Further to our last post, if the police are looking for better ways to spend the money they are currently spending on meaningless slogans, we have a suggestion.
It was fascinating to note how police were called to a circus in Belarus which defrauded its customers. Advertising promised a show that included black bears, monkeys, crocodiles – note the plural – and “orcs”. What the customers got was a poor display of poodles, a crocodile – singular – and drunk jugglers who kept dropping their props.
It could be argued that the customers had no right to expect that the advertisement was literally accurate – after all, it ought to be a clue when orcs are promised: they do not exist outside the pages of J R R Tolkien. Yet there is a serious question here: at what point does failure to provide what was contracted become fraud?
The rule of thumb must be that breach of contract is fraud when it is clear that one of the parties never had any serious intention of honouring the contract. In practice, this is very difficult to prove – especially since, in most cases, the courts are involved only long after the event.
In most jurisdictions, breach of contract, even where it is almost certainly deliberate, is a civil matter. Proving it might involve a great deal of litigation. By the time it is established, the wronged party’s chances of obtaining full compensation are fairly remote. Con men know how to keep moving.
The involvement of the police at an early stage would therefore be very helpful in many cases. This does not mean carting people off to jail as soon as a complaint is made. The police should be very cautious – perhaps more cautious than they are at present – when it comes to slapping on the handcuffs.
All that is suggested here is that the police should be asking questions more often. The fact that they may have to justify their business practices to the police might keep some people honest. Also, having police statements as evidence would help civil court judges sort genuine victims from the merely litigious. A pattern of complaints would enable the police to identify those who require more detailed investigation.

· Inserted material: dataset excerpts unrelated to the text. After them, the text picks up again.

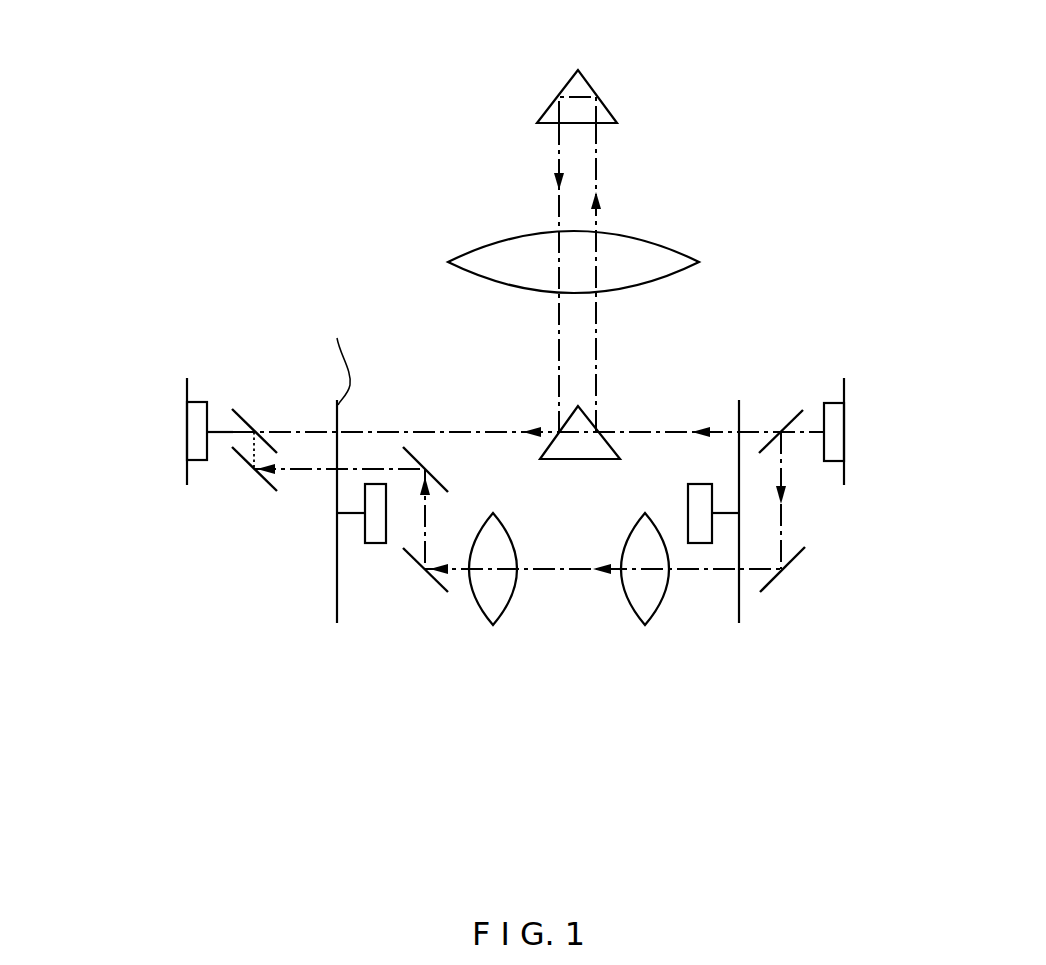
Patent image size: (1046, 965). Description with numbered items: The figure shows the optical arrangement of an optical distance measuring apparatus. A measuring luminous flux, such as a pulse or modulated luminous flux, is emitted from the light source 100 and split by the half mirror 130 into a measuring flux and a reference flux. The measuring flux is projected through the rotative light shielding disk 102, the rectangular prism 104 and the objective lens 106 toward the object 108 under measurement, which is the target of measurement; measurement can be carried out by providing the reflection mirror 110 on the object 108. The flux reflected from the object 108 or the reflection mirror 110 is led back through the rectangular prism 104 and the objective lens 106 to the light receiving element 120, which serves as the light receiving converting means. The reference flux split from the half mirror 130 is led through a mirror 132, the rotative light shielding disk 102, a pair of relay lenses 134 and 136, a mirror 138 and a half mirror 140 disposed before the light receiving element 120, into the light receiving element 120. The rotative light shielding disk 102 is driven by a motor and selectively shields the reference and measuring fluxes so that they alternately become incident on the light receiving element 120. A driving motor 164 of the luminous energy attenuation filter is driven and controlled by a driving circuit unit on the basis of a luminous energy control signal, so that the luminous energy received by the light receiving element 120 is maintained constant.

The light source 100 is at (835, 453).
The rotative light shielding disk 102 is at (742, 623).
The rectangular prism 104 is at (572, 452).
The objective lens 106 is at (650, 241).
The object under measurement 108 is at (588, 82).
The reflection mirror 110 is at (646, 69).
The light receiving element 120 is at (188, 435).
The half mirror 130 is at (797, 415).
The mirror 132 is at (800, 560).
The relay lens 134 is at (653, 608).
The relay lens 136 is at (503, 617).
The mirror 138 is at (240, 455).
The half mirror 140 is at (242, 408).
The driving motor 164 is at (363, 528).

Some businesses might object to the prospect of greater contact with the police. In police states or where the police are corrupt – often the same thing – more police intrusion is the last thing business wants! Yet, contrary to media stereotype, most businessmen are instinctively law-abiding, and businesses are more likely to be victims of crime than perpetrators. Despite that, and despite the taxes we pay, we usually get a poor service from law enforcement. Shoplifting, vandalism, and criminal trespass are rarely taken seriously by the authorities. In most places, we have a right to demand better value for money from our investment in public protection.